Shiba tertegun, ragu. "Um... gimana ya... Aku takut mengganggu."
"Hehe, jangan khawatir. Di sini tak ada siapa-siapa," kata Hikari sambil membuka pintu apartemennya. Udara dingin dari dalam ruangan langsung menyambut mereka berdua.
"Tunggu... Kau tinggal sendiri?! Kau tak punya keluarga, Hikari?!" Suara Shiba terdengar penuh keterkejutan.
"Sebenarnya, aku punya kakak perempuan di kota sebelah," jawab Hikari sambil tersenyum kecut. "Tapi aku takut mengganggu kehidupannya... Yah, kau tahu lah, Mas Shiba."
"(Oh... Kakaknya sudah menikah... Dia tak mau mengganggu.)" pikir Shiba, kemudian mengangguk. "Aku mengerti, Hikari... Baiklah, aku masuk, permisi." Shiba melangkah masuk ke dalam apartemen yang tertata rapi, dan langsung terdiam melihat pemandangan di dalam. Vas-vas bunga kecil berisi mawar putih menghiasi hampir setiap sudut ruangan. Di jendela, meja sofa, meja makan, dapur—semuanya dipenuhi bunga yang sama.
"Wah, Hikari... Apa kau suka mawar putih? Mereka sangat cantik yah," Shiba bertanya dengan nada kagum, menatap sekeliling dengan takjub. Tak di sangka Hikari masih melakukan kebiasaan nya.
"Ehehe, iya.
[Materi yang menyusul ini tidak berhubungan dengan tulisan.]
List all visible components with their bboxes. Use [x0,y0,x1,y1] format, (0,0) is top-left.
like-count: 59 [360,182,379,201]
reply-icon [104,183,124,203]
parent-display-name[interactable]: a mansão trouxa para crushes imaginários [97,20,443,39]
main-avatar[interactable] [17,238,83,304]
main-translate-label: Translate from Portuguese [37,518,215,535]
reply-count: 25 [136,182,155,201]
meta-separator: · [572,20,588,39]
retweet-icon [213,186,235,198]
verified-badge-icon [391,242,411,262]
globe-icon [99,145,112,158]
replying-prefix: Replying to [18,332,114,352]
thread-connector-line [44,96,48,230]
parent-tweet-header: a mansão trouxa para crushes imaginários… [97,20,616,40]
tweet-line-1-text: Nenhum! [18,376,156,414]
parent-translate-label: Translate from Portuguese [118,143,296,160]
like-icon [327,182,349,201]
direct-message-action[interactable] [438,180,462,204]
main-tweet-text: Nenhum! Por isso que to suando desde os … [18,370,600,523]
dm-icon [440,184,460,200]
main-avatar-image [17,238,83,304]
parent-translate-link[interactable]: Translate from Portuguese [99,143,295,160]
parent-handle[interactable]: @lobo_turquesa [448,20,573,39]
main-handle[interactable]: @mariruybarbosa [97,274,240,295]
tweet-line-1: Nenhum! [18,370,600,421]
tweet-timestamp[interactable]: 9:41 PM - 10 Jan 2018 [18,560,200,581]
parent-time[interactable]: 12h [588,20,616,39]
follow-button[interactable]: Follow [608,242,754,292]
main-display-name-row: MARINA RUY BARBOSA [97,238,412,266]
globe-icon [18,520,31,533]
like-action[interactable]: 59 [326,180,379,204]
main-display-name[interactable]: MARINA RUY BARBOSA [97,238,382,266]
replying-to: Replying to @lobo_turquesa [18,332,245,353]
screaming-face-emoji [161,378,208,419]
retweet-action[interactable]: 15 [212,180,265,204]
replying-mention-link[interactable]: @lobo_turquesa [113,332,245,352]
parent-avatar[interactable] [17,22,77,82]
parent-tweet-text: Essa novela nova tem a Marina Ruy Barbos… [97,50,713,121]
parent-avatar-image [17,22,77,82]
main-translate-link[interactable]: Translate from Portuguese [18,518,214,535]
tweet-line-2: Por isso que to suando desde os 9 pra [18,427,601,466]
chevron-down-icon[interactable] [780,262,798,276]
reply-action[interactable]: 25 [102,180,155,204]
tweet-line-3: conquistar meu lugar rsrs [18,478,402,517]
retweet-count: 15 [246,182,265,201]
Sebenarnya setiap hari ada seseorang yang mengirimi aku bunga mawar putih ini," jawab Hikari, wajahnya sedikit memerah saat berbicara.
"(Seseorang?! Pacar?!... Haduh... Gak ada kesempatan dong buat merayu Hikari,)" Shiba menghela napas pelan, merasa sedikit putus asa.
Tak berselang lama, bel pintu berbunyi, membuyarkan lamunan Shiba. "Ah, itu pasti dia!" seru Hikari, wajahnya mendadak berseri-seri. Dia berlari kecil menuju pintu, meninggalkan Shiba yang masih terdiam di ruang tamu.
"(Siapa?)" pikir Shiba, rasa penasaran mulai menjalari pikirannya, membuatnya ikut melihat ke arah pintu.
Hikari membuka pintu, dan di sana berdirilah Ray, pria yang selalu membawa mawar putih. Rupanya Ray masih terlibat di sini karena dia mengirimkan bunga untuk Hikari. Tatapan ramah di wajahnya tak bisa disembunyikan, namun kali ini ada sesuatu yang berbeda. Di tangannya ada seikat bunga mawar putih, seperti biasanya, tapi ada satu hal lagi—di lengannya, ia juga menggendong seorang bayi laki-laki kecil yang tersenyum ceria ke arah Hikari. Dengan suara lembut, bayi itu memanggil, "Ibu!"